SACS Self Study

 

Executive Summary

 

Significant Accomplishments

 

Since Colegio Maya’s Interim SACS visit in March of 2001, we have been actively engaged in the school improvement process. Based on the Interim Committee’s recommendations and our own assessment of what needs to be done to continuously focus on school improvement, the following initiatives highlight our progress

  • We did a school wide school climate survey which helped motivate our development of our School Improvement Committee (see next bullet) and initiated a change in our school food service provider.
  • We revised our Long Range Planning Committee and created a School Improvement Committee with teacher, administrator, and Board/parent representatives. This committee sponsored a school-wide weekend retreat in the fall of 2002 - attended by students, parents/Board, and staff members in nearly equal proportions, 10-12 from each group. From this retreat, our current school improvement plan has evolved with continued input from all of these shareholders. The plan has been developed and is being monitored by 5 different committees covering Curriculum Connections, Active Learning, Assessment, Social Values and Reading.
  • We have enriched our professional development program to better respond to the needs of our diverse community of learners including training all elementary and middle school teachers in the nationally endorsed productive thinking program, Talents Unlimited. We currently have four of our faculty certified as trainers in the program who continue to train our new staff and are training the teachers in our school-wide community service project, Camino Seguro (Safe Passage), on a voluntary basis.

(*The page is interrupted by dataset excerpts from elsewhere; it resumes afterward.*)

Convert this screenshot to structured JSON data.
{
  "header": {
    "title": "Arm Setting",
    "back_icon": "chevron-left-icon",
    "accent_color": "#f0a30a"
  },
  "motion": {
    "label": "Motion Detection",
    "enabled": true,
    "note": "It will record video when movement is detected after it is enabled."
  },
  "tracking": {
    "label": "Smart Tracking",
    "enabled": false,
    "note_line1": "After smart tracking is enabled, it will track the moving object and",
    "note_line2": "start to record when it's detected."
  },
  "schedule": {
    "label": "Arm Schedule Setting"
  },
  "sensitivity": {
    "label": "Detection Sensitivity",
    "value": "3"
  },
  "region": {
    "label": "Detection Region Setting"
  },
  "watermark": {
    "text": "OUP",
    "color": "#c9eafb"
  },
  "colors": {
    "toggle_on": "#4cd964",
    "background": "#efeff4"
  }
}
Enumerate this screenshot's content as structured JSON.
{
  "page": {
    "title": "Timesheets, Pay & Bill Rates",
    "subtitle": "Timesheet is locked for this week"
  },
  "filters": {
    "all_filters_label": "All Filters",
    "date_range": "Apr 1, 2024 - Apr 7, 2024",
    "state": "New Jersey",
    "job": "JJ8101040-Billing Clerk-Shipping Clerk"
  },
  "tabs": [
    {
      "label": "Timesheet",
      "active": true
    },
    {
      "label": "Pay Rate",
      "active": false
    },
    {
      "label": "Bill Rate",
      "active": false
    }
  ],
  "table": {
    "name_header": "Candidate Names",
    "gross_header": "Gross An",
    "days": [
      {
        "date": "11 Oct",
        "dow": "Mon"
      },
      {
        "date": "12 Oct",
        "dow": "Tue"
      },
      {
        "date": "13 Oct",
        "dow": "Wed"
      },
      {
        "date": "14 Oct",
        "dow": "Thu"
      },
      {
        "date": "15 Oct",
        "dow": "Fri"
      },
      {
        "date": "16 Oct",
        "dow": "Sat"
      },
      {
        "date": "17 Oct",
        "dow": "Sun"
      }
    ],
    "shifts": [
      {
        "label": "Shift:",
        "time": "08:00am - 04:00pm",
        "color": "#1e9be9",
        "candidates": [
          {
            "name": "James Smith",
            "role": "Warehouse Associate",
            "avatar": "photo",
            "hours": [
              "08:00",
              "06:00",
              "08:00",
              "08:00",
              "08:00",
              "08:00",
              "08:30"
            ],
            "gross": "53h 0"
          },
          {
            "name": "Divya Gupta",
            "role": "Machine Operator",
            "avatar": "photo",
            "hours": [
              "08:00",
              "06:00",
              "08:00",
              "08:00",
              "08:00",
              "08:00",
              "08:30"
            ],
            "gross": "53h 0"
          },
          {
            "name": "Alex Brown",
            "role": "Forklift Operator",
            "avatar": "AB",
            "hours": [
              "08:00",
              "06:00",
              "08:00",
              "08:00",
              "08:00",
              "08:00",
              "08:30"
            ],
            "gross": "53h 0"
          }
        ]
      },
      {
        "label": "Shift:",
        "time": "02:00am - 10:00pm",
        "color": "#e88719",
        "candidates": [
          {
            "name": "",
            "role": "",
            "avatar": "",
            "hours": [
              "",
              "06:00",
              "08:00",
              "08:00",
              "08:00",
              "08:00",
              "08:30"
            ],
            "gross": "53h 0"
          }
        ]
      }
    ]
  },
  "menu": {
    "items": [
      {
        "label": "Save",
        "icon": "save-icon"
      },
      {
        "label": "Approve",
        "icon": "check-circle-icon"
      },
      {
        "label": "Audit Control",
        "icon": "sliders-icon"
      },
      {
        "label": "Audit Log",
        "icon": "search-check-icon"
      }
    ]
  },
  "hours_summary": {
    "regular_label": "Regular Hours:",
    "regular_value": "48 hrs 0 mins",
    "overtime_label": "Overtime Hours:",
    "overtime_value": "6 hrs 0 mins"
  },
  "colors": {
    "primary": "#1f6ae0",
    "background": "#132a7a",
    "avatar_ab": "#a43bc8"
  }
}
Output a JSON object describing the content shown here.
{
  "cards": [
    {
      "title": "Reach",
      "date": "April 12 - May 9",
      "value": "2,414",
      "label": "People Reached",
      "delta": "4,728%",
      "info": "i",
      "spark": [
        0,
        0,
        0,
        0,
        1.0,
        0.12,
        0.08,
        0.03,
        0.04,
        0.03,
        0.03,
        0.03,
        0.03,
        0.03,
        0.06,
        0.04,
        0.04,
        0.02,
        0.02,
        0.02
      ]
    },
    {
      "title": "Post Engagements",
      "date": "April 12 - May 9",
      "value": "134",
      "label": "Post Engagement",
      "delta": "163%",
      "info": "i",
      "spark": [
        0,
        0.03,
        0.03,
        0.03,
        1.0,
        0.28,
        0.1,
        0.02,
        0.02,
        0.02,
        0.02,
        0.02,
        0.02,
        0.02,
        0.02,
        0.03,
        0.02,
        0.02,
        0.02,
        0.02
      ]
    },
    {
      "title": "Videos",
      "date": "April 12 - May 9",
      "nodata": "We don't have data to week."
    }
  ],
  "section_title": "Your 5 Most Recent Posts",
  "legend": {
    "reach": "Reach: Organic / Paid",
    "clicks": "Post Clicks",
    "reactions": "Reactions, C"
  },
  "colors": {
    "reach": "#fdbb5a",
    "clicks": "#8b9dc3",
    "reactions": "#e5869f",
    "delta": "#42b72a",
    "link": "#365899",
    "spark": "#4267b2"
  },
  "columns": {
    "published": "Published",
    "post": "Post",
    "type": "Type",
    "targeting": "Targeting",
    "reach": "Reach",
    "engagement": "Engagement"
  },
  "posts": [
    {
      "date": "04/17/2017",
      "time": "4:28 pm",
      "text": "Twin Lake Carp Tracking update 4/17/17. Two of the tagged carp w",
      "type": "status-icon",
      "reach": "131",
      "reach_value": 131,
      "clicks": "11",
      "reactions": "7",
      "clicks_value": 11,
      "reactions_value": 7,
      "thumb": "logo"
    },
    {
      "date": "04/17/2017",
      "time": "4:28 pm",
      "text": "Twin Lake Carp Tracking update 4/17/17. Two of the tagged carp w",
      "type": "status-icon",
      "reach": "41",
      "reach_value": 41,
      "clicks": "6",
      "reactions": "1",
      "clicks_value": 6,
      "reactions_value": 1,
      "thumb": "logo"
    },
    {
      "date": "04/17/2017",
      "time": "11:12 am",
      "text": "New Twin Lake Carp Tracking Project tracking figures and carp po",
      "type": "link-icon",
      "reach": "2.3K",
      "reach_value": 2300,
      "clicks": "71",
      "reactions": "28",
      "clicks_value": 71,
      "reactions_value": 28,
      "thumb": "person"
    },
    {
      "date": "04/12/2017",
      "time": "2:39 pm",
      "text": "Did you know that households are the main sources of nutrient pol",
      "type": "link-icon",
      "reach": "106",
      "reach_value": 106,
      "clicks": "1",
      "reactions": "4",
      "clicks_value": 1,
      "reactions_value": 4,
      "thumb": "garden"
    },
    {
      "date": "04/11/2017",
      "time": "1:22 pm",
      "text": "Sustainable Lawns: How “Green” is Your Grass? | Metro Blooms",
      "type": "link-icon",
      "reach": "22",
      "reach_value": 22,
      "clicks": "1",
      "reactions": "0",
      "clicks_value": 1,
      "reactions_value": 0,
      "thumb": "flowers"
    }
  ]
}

In addition, all of our teachers, preK through twelfth grades, are taking a 50 hour course in teaching second language learners in the regular classroom given by our ESOL chairperson we sent to Belgium to receive training in this internationally acclaimed approach from the University of Australia.
  • We created a full time curriculum position, that of Curriculum Facilitator, and under his guidance have enhanced our system of curriculum renewal with school-wide committees in each curricular area. We have also decided to actively engage in curriculum mapping and to use Understanding by Design as the basic framework to guide our curriculum work.
  • We will complete Phase I of our Performing and Fine Arts Center construction project in March, 2005 that includes a 340 seat theater with a fully equipped stage and the outside finish of a two-story classroom annex for art and music classes.
  • We are actively participating in the Destination Imagination program at local and national, and possibly international, levels with students from third through eighth grades who choose this as one of their after school activities. We are also offering Junior Great Books as enrichment for upper elementary students in continued efforts to nourish our more gifted learners.
  • We have both a beginner’s and intermediate band and our fine arts program continues to grow with the addition of a middle school drama class in our exploratory program this year.
  • We have developed an Administrator and Parent Profile with input from the greater community as well as revised our Graduate and Teacher Profiles.
  • We have a formal advisory program in place at both the middle and high school levels with an “advisor friendly” manual developed by our school counselor and principal to guide this program at the middle school level 
  • We continue to develop our alumni data base which can be found on our website and are in the process of developing a formal Colegio Maya Alumni Association.

 

Significant Challenges

 

The greatest challenge facing Colegio Maya is how to recruit students and keep our numbers strong. Ideally we need between 350 and 380 fee paying students to support the excellence we have established through our beliefs, mission, vision and non-negotiables. At a board retreat five years ago, the Board set the course for Maya to not get bigger, but to get better. Since that time we have had the critical student numbers to allow us to do just that. However, this year we have fewer fee paying/new students than our budget expenditures are based on and since tuition is our primary source of income, this is presenting both a challenge for this year as well as adjustments in our planning for next year. We have already instituted some savings measures in this year’s expenditures and hope to end the year without having to use too much of our general fund reserves which meet our policy requirements but are not excessive since we have added more to our capital reserves to support our major construction project, our Performing and Fine Arts Center.

 

To address this reality, which we hope is an anomaly for this year rather than a trend, we have named an Ad Hoc Committee on our Board and they are working to survey our current client base including Embassies, particularly the US Embassy; multi-national companies; non-profit organizations; local families, including Korean families here running clothing factories, and other potential Guatemalan clients, to get a better sense of what we can expect for student numbers in the future. Also the administration is actively assessing ways to cut-back in expenditures for next year for if we have the same number or fewer students than we do this year, we will need to run the school with less personnel and to prioritize how to best resource our initiatives. Austerity moves are never easy, particularly when they involve non-renewals of some contracts and down-sizing. Handling this in a way that is transparent and does not negatively affect staff morale or the reputation of the school in the greater community is the biggest challenge facing the current administration and Board.

 

However, given the dedication of the core community, the resilient history of the school, the active commitment to school improvement and the spirit that is evident in so many varied and unusual ways throughout the school, it is clear that this immediate challenge will be met in ways that ultimately enhance the school rather than hurt it. Colegio Maya will continue to be an excellent accredited school whether it has 350, 300 or even 250 students.